Shasla wit behoort tot de rassen vroege termijn rijpend, rijpt van midden tot eind augustus. De groeikracht van de struiken is gemiddeld. Eenjarige scheuten rijpen goed. Verschilt in hoge productiviteit. Het ras heeft bescherming nodig tegen schimmelziekten van meeldauw, oidium, grijsrot. Verwijst naar rassen met een gemiddelde vorstbestendigheid. Maar tegelijkertijd heeft het een zeer hoge vruchtbaarheid van de vervangende knoppen.
Chassela wit wordt gewaardeerd om zijn hoge smaak. Als resultaat van het verwerken van bessen, worden sappen van hoge kwaliteit bereid.
Hongaarse Muscat
Hongaarse Muscat- een universele Oost-mediterrane druif van folk selectie. Synoniemen: Vanille, Muscat Crocan, Muscat fleur d "Orange, Split.

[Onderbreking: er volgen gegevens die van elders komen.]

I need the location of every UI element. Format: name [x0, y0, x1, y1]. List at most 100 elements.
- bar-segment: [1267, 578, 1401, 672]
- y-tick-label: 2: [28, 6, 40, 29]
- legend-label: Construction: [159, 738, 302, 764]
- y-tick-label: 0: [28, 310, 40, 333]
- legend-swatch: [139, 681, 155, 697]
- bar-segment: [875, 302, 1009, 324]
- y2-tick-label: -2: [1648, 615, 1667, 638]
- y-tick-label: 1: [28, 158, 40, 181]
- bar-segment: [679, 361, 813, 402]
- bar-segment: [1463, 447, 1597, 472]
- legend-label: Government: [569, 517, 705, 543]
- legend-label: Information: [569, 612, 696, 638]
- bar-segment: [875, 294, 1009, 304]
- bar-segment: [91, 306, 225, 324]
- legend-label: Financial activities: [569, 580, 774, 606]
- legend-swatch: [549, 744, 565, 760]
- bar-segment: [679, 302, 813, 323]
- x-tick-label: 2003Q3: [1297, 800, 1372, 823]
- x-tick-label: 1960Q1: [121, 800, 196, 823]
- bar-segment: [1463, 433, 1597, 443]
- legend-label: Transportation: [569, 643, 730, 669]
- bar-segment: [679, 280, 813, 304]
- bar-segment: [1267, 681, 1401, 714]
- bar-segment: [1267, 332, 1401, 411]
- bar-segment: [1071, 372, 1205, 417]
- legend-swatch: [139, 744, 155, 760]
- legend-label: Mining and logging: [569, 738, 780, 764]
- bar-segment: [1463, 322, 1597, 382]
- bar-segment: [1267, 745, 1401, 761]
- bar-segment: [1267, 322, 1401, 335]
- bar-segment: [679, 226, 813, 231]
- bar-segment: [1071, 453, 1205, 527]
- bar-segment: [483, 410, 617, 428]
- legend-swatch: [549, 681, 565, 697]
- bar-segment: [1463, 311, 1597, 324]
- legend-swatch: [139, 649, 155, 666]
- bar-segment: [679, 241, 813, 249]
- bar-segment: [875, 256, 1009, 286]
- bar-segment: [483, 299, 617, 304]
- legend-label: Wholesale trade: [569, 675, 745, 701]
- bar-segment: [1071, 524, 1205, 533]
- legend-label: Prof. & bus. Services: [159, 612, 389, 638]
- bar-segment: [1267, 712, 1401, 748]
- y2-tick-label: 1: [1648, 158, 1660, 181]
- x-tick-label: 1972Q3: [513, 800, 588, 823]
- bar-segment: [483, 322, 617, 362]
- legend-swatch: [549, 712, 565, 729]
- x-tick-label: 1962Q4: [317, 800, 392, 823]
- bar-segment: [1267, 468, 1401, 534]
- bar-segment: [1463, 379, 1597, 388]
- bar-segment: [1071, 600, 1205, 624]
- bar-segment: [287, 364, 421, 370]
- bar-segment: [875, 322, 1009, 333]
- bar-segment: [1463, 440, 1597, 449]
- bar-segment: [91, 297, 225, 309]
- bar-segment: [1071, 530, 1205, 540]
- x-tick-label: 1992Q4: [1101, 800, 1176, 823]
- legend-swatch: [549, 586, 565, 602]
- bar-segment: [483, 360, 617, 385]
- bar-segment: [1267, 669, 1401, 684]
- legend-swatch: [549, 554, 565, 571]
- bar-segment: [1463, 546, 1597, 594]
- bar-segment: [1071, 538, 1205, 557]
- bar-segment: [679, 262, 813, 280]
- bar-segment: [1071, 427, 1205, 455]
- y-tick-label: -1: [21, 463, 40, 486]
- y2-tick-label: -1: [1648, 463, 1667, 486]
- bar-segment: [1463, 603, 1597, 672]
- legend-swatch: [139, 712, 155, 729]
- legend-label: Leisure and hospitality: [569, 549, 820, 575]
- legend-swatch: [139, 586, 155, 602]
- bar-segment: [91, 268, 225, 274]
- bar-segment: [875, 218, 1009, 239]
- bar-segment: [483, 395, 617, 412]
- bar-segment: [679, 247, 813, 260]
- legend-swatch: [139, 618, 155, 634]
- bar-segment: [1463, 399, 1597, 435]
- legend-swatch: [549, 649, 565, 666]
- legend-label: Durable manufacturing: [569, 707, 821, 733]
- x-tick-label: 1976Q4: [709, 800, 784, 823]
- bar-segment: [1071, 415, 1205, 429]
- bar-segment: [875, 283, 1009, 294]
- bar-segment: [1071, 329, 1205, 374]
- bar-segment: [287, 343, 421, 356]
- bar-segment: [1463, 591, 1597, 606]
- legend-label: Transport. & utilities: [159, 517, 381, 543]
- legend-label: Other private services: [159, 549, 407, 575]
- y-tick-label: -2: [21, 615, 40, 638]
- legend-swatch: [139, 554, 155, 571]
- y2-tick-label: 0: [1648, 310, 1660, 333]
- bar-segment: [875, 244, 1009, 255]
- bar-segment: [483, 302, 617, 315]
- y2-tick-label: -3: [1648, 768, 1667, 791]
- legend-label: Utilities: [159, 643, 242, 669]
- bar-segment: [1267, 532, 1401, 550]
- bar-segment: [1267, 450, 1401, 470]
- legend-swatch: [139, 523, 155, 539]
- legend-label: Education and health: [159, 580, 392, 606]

De bloem van de variëteit is biseksueel. De trossen zijn middelgroot, kegelvormig, van gemiddelde dichtheid, maar door het afstoten van bloemen worden ze vaak erg los. Bessen zijn middelgroot en groot, rond, groengeel met een bruine kleur; de schil is dik, het vruchtvlees is dicht, knapperig, zeer zoete smaak met een uitgesproken nootmuskaataroma.
Hongaarse muscat behoort tot de rijpingsperiode late variëteiten, rijpt half september. De groeikracht is gemiddeld, de rijping van de scheuten is goed. De opbrengst is vrij hoog. Heeft bescherming nodig tegen schimmelziekten: meeldauw, oidium. Voor de winter moeten de struiken worden afgedekt. De nadelen van deze variëteit zijn de hoge gevoeligheid van bessen voor hoge luchtvochtigheid in de lucht en de bodem. Onder dergelijke omstandigheden barsten de bessen gemakkelijk en vormen ze tijdens het rijpen.
Het ras wordt gewaardeerd om zijn hoge smaak. Het wordt gebruikt voor verse consumptie, tijdens de verwerking worden dessertsappen en wijnen met een eigenaardig muskaataroma en -smaak verkregen.